まず,被告は,吸収合併にあたり,パブリックから同社が保有する全電子データである平成5年9月以降の電子データを受け取ったもので,これ以上の取引経過を原告に開示することはできないと主張するが,それに符合する証拠は全く存在しない。また,電子データ以外の顧客との取引履歴などの情報を貸金業者である被告が同種の業務を行ってきたパブリックから吸収合併にあたり承継しなかった理由は不明であり,そのような業務を目的とする企業として通常考え難いことである。被告の主張するように,パブリックにおいて電子データが作成,保存されていなかったとしても,それ以外の顧客に関する資料は必ず存在したはずである。
さらに,被告は過去3回にわたり原告の取引履歴を開示しているが,そのような経緯,開示された文書の記載内容等から判断すると,被告は自己が保有する原告に関する取引履歴を小出しにするやり方で開示してきたものと評価できる。
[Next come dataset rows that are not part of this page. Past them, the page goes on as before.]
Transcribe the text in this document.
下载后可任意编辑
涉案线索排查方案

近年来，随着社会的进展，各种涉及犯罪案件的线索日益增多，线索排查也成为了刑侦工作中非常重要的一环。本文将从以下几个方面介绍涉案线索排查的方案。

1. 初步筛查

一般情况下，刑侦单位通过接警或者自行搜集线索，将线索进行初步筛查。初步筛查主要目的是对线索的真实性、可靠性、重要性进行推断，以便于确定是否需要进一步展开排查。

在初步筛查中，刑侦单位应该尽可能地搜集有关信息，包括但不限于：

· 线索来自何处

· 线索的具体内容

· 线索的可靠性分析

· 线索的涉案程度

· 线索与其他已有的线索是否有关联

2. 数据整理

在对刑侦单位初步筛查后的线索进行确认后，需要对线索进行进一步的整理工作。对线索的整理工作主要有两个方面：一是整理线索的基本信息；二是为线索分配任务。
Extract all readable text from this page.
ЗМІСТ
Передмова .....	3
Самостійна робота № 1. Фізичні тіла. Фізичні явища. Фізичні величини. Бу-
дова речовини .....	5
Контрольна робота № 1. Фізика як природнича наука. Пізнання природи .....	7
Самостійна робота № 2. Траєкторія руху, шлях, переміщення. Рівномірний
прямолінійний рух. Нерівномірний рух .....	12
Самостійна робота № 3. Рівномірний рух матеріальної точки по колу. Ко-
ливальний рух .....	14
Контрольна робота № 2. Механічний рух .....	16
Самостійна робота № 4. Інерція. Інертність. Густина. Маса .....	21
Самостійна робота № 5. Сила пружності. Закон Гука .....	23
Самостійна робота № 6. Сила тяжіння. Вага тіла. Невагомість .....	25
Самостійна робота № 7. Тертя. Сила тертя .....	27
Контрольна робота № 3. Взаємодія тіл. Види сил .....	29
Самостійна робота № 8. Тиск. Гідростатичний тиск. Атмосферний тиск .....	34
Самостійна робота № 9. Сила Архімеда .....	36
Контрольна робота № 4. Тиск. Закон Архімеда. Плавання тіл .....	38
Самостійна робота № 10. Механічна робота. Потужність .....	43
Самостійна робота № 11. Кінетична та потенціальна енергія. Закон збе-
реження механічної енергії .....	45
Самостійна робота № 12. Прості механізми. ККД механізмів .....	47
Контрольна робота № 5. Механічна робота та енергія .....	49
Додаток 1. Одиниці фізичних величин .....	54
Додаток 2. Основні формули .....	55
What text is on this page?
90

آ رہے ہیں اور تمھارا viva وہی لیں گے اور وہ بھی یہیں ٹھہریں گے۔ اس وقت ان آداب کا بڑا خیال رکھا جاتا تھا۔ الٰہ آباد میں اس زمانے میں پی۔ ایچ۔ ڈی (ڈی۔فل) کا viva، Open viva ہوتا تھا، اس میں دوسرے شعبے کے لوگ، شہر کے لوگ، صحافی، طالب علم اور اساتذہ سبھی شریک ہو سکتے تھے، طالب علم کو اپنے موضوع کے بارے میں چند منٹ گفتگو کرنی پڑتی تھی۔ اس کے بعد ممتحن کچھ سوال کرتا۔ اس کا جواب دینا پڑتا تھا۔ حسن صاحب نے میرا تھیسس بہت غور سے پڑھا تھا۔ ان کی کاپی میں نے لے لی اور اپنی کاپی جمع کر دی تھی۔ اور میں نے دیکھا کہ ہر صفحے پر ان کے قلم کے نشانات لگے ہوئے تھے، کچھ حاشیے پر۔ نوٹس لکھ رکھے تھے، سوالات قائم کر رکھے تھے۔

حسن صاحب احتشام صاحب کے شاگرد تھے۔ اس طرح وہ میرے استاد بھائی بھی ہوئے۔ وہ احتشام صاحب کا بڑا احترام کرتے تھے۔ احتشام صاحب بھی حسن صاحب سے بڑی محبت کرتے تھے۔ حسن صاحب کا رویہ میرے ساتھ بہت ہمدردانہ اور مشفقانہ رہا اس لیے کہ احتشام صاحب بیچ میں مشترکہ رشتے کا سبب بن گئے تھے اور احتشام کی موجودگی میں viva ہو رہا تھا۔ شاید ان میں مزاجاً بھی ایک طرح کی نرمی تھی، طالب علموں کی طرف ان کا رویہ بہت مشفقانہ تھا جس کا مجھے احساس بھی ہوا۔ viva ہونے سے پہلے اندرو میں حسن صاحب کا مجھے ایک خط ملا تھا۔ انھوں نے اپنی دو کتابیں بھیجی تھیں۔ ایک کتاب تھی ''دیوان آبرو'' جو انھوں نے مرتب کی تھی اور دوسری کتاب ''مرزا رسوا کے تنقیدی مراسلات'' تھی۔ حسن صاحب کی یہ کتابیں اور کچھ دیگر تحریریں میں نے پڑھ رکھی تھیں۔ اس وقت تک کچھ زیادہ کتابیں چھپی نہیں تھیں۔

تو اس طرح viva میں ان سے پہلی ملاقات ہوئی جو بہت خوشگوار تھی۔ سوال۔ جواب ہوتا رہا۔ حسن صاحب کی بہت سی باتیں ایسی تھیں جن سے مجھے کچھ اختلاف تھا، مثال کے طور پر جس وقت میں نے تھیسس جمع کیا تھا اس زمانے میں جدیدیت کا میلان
また,被告は,平成17年8月10日,平成5年9月14日から平成13年7月28日までの取引履歴を記載した文書(甲1)をファックスにより送付したが,それは金高弁護士が,原告が発見した平成5年7月26日付け限度額契約証書(リボルビング)(甲8の2)を添付して平成17年7月27日ファックスにより再度取引履歴の開示を要求した結果であるところ,平成5年7月26日のわずか約1か月半後である同年9月14日以降の取引履歴が開示されたというのは,被告が作為的に期間を選別して提出しているとの疑いを否定できない。
以上から,被告は,開示した原告との過去の取引履歴以前の取引履歴について,何らかの形で保有しているのに,意識的に開示していないと認めるのが合理的である。これは,貸金業者が貸金業法の適用を受ける金銭消費貸借契約の附随義務として,信義則上負担する取引履歴を開示する義務に違反したもので,違法であり,原告に対して不法行為が成立する。これにより,原告は債務整理の進行が不当に遅滞し,取引履歴の開示が完全になされたならば,不当利得返還請求について,請求額を拡張することもあり得るのに,そのような途が閉ざされることとなった。
損害額(慰謝料の額)は,上記認定の今までの経緯,被告により開示された取引履歴の期間,原告の不利益等の程度を総合考慮して,5万円が相当と認める。
弁護士費用相当額は,事案の概要,審理の経過,上記慰謝料の認容額等から,5000円と認めることとする。
2 抗弁について
原告が過払金に対する利息の請求をするのが権利の濫用に該当するとは到底認められない。以上から,抗弁は理由がない。
3 結論
よって,原告の請求は主文の限度で理由があるから認容し,その余は理由がないから棄却し,主文のとおり判決する。